The only recollection I have of Kenna being there that night came from what Emmett and my dad told me. I can remember how seeing her again at the game—in a jersey that was half mine and half Carson’s—made me feel something for the first time in weeks. I know that when I got to the party, I snorted more Adderall and drank my weightin alcohol, needing to drown out the pain I was riddled with. Anything to pierce through the veil of pain I felt when I saw the look on her face.
I have pieces of what that night consisted of, but clearly, I don’t remember the essential piece they’re talking about. The part I do recall is the look of anguish and disappointment on Kenna’s face as I walked away after the game with Emily.

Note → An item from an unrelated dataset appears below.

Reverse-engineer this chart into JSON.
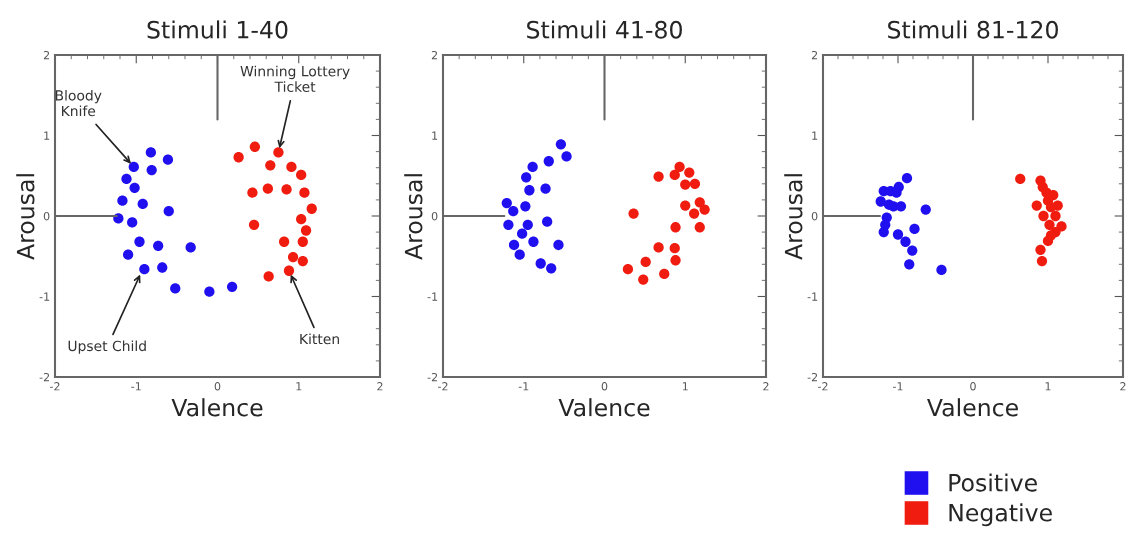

“You were in no place to bring a child into this world. Mack was so terrified after that night that she contemplated giving the baby up for adoption instead of keeping her.” Carson takes a deep breath and continues, “I got her out of there and got her home as quickly as we could. The moment she saw Cadence, the light came back into her eyes. Shit, she changed all of our lives for the absolute best.”
Cadence.
“Apparently, everyone but me—her father. Jesus Christ, I have a daughter,” I choke out the words that haven’t fully sunk in until this moment. “After everything we’d been through, did you think I didn’t deserve another chance to know?”
Her dark expression tells me precisely how she feels about my remark.
But I can’t waste another second hearing her reasons at this point. I need to see my daughter and get to know her.
“Can I see her?” I plead.
McKenna
Griff stands so close to me that we’re almost touching. Over time, I forgot how tall and broad he is—though it looks like his muscles arebulging more than ever. The league has done wonders for his athletic frame.
I take a deep breath to steady myself but groan when the smell of laundry detergent mixed with his cologne and mint overwhelms my senses. Why does he have to smell so intoxicating? The notes of cedar and spice spring me back in time to memories of being wrapped in his arms, feeling loved and cherished.
Seeing him again after two years is a heady feeling. I almost forgot how beautiful the gold flecks in his deep brown eyes are. Okay, that’s a lie. I’ve seen these eyes, this jawline, this immaculate man every night in my dreams for the past two years. The sound of his voice now is just as haunting as the words he’s spoken.
What does he mean he didn’t know? The fucking audacity of this man. And he wants to see her? He’s had a year and a half to come see her.
“That wasn’t the only attempt I made to tell you about her. I called you on the night she was born,” I state, my voice trembling.